JT sent us an email with a whole slew of business-related questions. We're going to take her questions in stages, starting with one about business cards. (Don't forget -- you can email us at edittorrent@ gmail dot com with questions, or just post them in the comments.)
So, let's start with the basic proposition that writers don't use business cards the same way that, for example, an attorney or salesman would use them. In those professions, business cards are used to try to connect with new clients. Basic contact information is included, maybe a logo, and that's it. The professional hands out hundreds of cards over the course of a year. Every new encounter is a chance for a new business connection.
Authors can use business cards in the same way to promote new releases or backlist. Wherever you go, you meet potential new fans, and passing out a little reminder in the form of a business card is probably a cheap and easy way to promote your books. Bookmarks might be a bit more friendly, but it won't hurt to have business cards with your pen name and releases listed, your website url, your twitter or facebook profiles, and that sort of thing. You can select graphics that build your brand, and you can use the front and back side of the card to include more graphics or blurbs.
But you wouldn't want to hand out your phone number to strangers in the checkout line, would you? So in that case, you might leave off some of your contact information, just for privacy's sake.
And in that case, the card won't do you much good at an industry conference. When you're at a conference and you hand your card to an agent or editor, we want it to have contact information. In fact, it's the main thing we want, plus something that will help us remember you when we're thinking back over the hundreds of people we met. I frequently jot notes on the backs of business cards indicating where I met the author, who introduced us, hair color, details of the conversation, anything that might trigger my memory when I pick up the card later.
Notice that I do actually make use of these cards. I know some folks will toss them after the conference, but I tend to keep them. Not always, though. The ones I toss are the ones from casual encounters (not pitches or other formal meetings) where there was no place for me to write my notes. The card may be beautiful, with glossy roses and swirly text and stars and rainbows and all good things. But if it doesn't help me remember my particular encounter with the author, it's not serving my purpose.

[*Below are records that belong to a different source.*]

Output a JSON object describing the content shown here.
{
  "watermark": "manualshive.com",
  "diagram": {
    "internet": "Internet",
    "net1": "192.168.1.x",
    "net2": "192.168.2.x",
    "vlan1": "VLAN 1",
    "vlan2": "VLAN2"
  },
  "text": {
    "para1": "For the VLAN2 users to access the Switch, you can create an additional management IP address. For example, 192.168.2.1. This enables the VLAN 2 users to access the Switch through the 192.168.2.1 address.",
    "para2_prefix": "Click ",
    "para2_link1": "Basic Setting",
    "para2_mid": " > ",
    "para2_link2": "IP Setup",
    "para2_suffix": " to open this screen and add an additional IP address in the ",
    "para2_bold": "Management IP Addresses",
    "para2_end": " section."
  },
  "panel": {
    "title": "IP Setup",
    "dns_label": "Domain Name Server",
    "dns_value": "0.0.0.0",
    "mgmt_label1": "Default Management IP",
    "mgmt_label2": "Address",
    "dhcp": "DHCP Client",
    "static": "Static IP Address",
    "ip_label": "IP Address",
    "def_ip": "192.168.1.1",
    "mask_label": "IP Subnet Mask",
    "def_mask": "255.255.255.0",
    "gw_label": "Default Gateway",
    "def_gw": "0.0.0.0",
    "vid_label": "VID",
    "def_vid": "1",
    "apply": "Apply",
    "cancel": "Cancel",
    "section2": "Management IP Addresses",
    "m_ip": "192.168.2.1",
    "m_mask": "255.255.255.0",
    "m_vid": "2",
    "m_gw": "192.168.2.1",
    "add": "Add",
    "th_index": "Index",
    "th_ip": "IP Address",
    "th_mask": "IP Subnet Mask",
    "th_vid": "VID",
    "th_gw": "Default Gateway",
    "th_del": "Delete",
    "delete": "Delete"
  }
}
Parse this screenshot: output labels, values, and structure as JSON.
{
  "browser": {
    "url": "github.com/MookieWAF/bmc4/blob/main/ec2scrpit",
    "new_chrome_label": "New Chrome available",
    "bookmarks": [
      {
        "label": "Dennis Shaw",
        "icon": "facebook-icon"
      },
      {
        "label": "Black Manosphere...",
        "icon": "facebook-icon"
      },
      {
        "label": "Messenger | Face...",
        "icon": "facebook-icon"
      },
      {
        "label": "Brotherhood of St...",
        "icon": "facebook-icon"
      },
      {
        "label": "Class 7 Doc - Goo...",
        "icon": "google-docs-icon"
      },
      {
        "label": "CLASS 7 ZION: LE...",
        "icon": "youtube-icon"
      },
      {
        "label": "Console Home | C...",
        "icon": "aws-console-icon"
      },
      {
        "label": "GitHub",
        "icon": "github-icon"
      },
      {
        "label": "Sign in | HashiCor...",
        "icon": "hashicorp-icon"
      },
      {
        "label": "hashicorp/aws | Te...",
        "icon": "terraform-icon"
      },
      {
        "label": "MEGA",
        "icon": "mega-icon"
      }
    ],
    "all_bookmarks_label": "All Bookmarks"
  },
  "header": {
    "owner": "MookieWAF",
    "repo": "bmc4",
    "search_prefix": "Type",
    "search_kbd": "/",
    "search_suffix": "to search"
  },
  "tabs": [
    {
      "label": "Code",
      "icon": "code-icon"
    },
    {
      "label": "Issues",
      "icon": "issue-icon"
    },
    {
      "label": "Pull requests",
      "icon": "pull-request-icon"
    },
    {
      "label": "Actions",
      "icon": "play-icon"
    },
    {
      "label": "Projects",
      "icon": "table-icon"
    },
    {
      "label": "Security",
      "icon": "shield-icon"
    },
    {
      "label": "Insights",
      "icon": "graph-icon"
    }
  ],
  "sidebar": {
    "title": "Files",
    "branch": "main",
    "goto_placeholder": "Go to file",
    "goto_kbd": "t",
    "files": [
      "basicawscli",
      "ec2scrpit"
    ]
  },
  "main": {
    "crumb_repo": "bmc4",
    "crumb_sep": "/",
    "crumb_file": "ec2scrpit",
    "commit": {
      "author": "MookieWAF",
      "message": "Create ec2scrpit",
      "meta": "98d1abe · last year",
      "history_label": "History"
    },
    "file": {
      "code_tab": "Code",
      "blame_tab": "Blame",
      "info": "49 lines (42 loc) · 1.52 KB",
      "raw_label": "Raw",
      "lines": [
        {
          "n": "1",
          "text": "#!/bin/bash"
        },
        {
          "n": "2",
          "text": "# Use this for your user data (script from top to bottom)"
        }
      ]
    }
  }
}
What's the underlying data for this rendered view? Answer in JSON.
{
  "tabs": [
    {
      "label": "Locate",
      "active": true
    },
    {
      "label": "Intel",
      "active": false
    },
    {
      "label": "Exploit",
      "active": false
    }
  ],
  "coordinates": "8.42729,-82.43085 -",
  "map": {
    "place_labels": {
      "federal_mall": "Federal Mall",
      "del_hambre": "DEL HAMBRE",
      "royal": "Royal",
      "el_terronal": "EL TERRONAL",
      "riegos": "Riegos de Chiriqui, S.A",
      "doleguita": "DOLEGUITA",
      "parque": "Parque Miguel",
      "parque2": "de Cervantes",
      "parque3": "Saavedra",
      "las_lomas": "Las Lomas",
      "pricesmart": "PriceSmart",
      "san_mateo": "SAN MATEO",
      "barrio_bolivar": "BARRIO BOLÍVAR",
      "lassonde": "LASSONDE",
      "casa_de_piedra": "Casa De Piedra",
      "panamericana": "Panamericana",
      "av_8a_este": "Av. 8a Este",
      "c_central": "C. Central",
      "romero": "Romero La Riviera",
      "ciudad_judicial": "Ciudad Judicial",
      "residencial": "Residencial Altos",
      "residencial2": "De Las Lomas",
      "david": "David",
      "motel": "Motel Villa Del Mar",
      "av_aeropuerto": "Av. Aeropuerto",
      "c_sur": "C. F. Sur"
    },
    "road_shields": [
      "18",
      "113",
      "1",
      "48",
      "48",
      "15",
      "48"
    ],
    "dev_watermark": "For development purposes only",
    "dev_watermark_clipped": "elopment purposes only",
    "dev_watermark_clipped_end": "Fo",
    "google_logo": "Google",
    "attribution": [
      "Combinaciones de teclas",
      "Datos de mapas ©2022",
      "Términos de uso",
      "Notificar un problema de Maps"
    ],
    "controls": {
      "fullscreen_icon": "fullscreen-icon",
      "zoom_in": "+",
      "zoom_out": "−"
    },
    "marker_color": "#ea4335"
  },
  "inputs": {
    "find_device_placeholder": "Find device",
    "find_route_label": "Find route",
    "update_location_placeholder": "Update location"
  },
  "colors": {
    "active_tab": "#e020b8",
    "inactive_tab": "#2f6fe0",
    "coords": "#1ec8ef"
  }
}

A very smart author once came into a pitch and handed me a very ordinary business card together with a fancy bookmark with all her book covers on it. That impressed me right out of the starting gate. It told me she understood the difference between promoting herself to readers and interacting with other professionals. I was able to use the card to make my notes, and you better believe that one of my notes was about her pretty bookmark.
Another author handed me a somewhat fancier card with her log line pitch pre-printed on the back. This was during a pitch, and that approach made a lot of sense. But outside of a pitching environment, it might not be as effective. And the logistics are a bit confounding. How many pitch cards do you have printed? Do you still get regular cards, too, or just go with bookmarks? I don't know the answers to those questions, but perhaps Team Comments will have better insights.
Another author once handed me a postcard with her book cover and jacket copy on it, and as we were talking, she peeled a sticker off a label sheet and affixed it to the card. The label had her contact information. I thought that was clever, and I'm surprised more people don't do something like that. It let her get around the problem of whether to get different kinds of business cards printed, or whether to spend her money on promotional items or cards or both.
That said, I appreciate business cards more than bookmarks or postcards, mainly because they're easier for me to index and store. I have a plastic case for them. They're alphabetized for search purposes, though I run into problems sometimes with the whole pen name/real name thing. I'm bad with names to begin with, and it's a new fresh hell to have to remember two names for everyone. Please consider putting all your various names on your cards. This won't help me with my indexing system, but it will help me connect your names and brands to the person I met in the bar.
Another helpful thing -- put something like Author or Freelance Writer or something on your card. I keep my author cards in a separate place from all the cards for typesetters, e-book designers, web designers, freelance editors, cover artists, SEO specialists, publicists, booksellers, distributor reps, printers, and all the other non-author business types I encounter. I don't care what job title you assign yourself, though my weird personal quirk is that I tend to read "Author" as someone already published and "Writer" as someone at the beginning of their career. I don't know if this is universal, but I doubt it. And I have no idea where I absorbed that particular distinction.
So that's my take on author business cards. If you have particular questions or tips, please do post them in the comments.